Ramirez was suspended for 50 games on May 7 after his drug test showed artificial testosterone and baseball investigators obtained documentation that he received HCG, a banned female fertility drug taken by some after steroid cycles to restart natural testosterone production.

He’s eligible to return to the Los Angeles Dodgers on July 3, 11 days before the All-Star game in St. Louis.

In the initial All-Star vote released Tuesday, Ramirez was on 442,763 ballots, Brauntrailing Milwaukee’s Ryan Braun (663,164), the Chicago Cubs’ Alfonso Soriano (545,354) and the New York Mets’ Carlos Beltran (476,843).

“The All-Star game is for the fans and I think if he got voted in, then it would be appropriate for him to play,” said Philadelphia’s Charlie Manuel, the NL manager. “Once he serves his suspension, he’s paid his penalty and he’s just like every other player.”

Cardinals manager Tony La Russa had the opposite view.

“The fans have a right to vote, but I think it’s probably not fair to the guys who are out there playing,” he said. “It’s pretty tough to do what he did and then miss a good part of the season. But it’s up to the fans.”
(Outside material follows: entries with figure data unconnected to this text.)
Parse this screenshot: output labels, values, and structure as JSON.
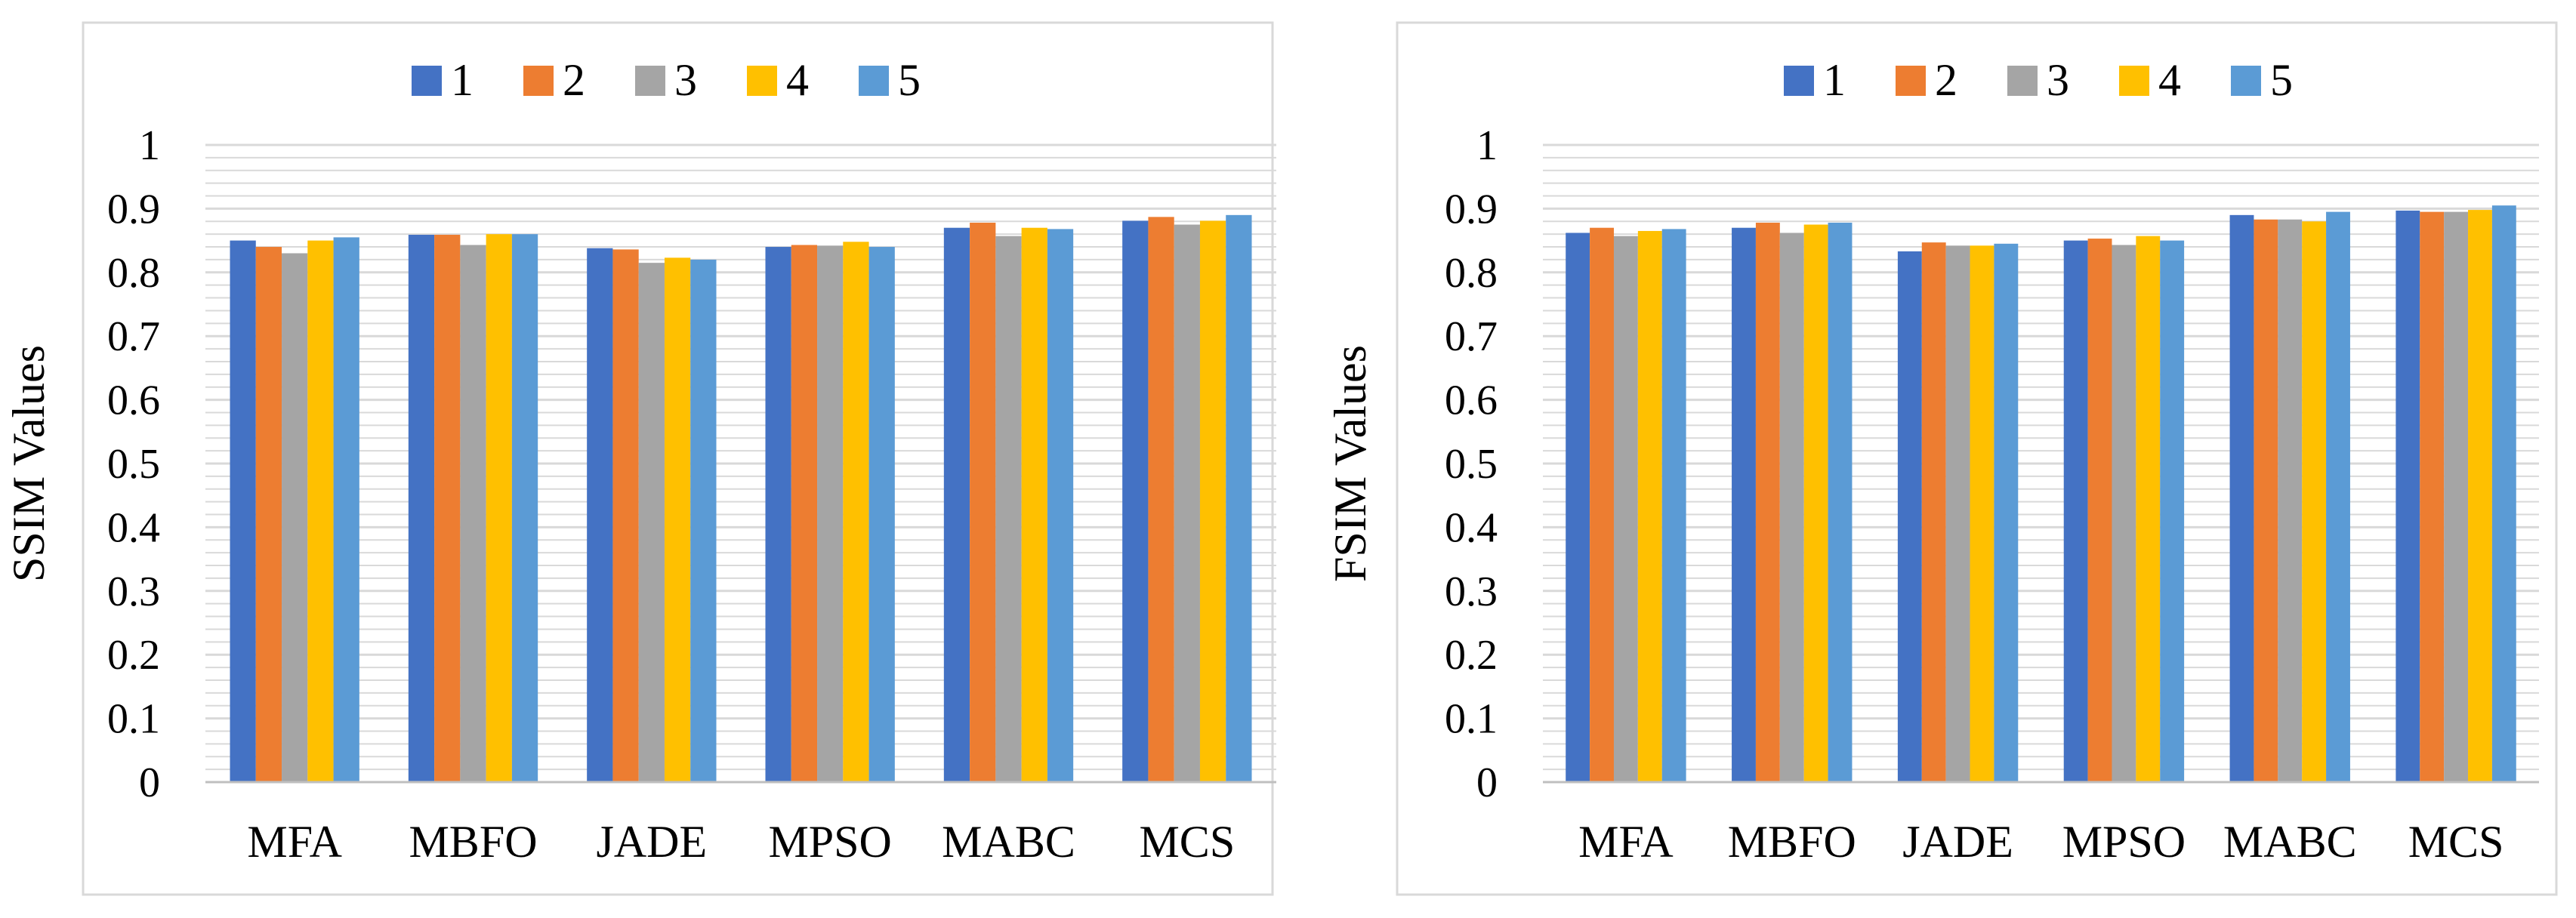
{
  "colors": {
    "series": [
      "#4472C4",
      "#ED7D31",
      "#A5A5A5",
      "#FFC000",
      "#5B9BD5"
    ],
    "gridline": "#D9D9D9",
    "frame": "#D9D9D9",
    "axis": "#BFBFBF"
  },
  "chart_data": [
    {
      "type": "bar",
      "title": "",
      "xlabel": "",
      "ylabel": "SSIM Values",
      "ylim": [
        0,
        1
      ],
      "yticks": [
        "0",
        "0.1",
        "0.2",
        "0.3",
        "0.4",
        "0.5",
        "0.6",
        "0.7",
        "0.8",
        "0.9",
        "1"
      ],
      "grid": true,
      "legend_position": "top",
      "categories": [
        "MFA",
        "MBFO",
        "JADE",
        "MPSO",
        "MABC",
        "MCS"
      ],
      "series": [
        {
          "name": "1",
          "values": [
            0.85,
            0.859,
            0.838,
            0.84,
            0.87,
            0.881
          ]
        },
        {
          "name": "2",
          "values": [
            0.84,
            0.859,
            0.836,
            0.843,
            0.878,
            0.887
          ]
        },
        {
          "name": "3",
          "values": [
            0.83,
            0.843,
            0.815,
            0.842,
            0.857,
            0.875
          ]
        },
        {
          "name": "4",
          "values": [
            0.85,
            0.86,
            0.823,
            0.848,
            0.87,
            0.881
          ]
        },
        {
          "name": "5",
          "values": [
            0.855,
            0.86,
            0.82,
            0.84,
            0.868,
            0.89
          ]
        }
      ]
    },
    {
      "type": "bar",
      "title": "",
      "xlabel": "",
      "ylabel": "FSIM Values",
      "ylim": [
        0,
        1
      ],
      "yticks": [
        "0",
        "0.1",
        "0.2",
        "0.3",
        "0.4",
        "0.5",
        "0.6",
        "0.7",
        "0.8",
        "0.9",
        "1"
      ],
      "grid": true,
      "legend_position": "top",
      "categories": [
        "MFA",
        "MBFO",
        "JADE",
        "MPSO",
        "MABC",
        "MCS"
      ],
      "series": [
        {
          "name": "1",
          "values": [
            0.862,
            0.87,
            0.833,
            0.85,
            0.89,
            0.897
          ]
        },
        {
          "name": "2",
          "values": [
            0.87,
            0.878,
            0.847,
            0.853,
            0.883,
            0.895
          ]
        },
        {
          "name": "3",
          "values": [
            0.857,
            0.862,
            0.842,
            0.843,
            0.883,
            0.895
          ]
        },
        {
          "name": "4",
          "values": [
            0.865,
            0.875,
            0.842,
            0.857,
            0.88,
            0.898
          ]
        },
        {
          "name": "5",
          "values": [
            0.868,
            0.878,
            0.845,
            0.85,
            0.895,
            0.905
          ]
        }
      ]
    }
  ]
}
Voting began April 22, so it’s unclear how many were cast for Ramirez before the suspension. Baseball’s drug agreement states “a player shall be deemed to have been eligible to play in the All-Star game if he was elected or selected to play; the commissioner’s office shall not exclude a player from eligibility for election or selection because he is suspended under the program.”

In AL voting released Wednesday, the Yankees’ Alex Rodriguez was third among third basemen with 245,414, trailing Tampa Bay’s Evan Longoria (664,060) and Texas’ Michael Young (296,025).

After Sports Illustrated reported Rodriguez tested positive in baseball’s anonymous 2003 survey, he admitted in February to using steroids from 2001-03 while with Texas.

“It would be too interesting, too funny, too pick-your-adjective to see Manny get elected,” Rosenberg said.

“It’s got to be MLB’s nightmare that the two biggest stars who have implicated themselves or gotten implicated by this are now potentially starting in their signature midsummer moment.”

Baseball spokesman Rich Levin declined comment.

Rosenberg intends to keep it up and running through the All-Star game. “Most fans have had enough PED discussion, the steroids discussion, are sick of hearing it,” he said. “Voting proves it, and yet the media still wants to cast everyone as an outcast and a pariah if they ever used or been accused or, in Manny’s case, been caught.”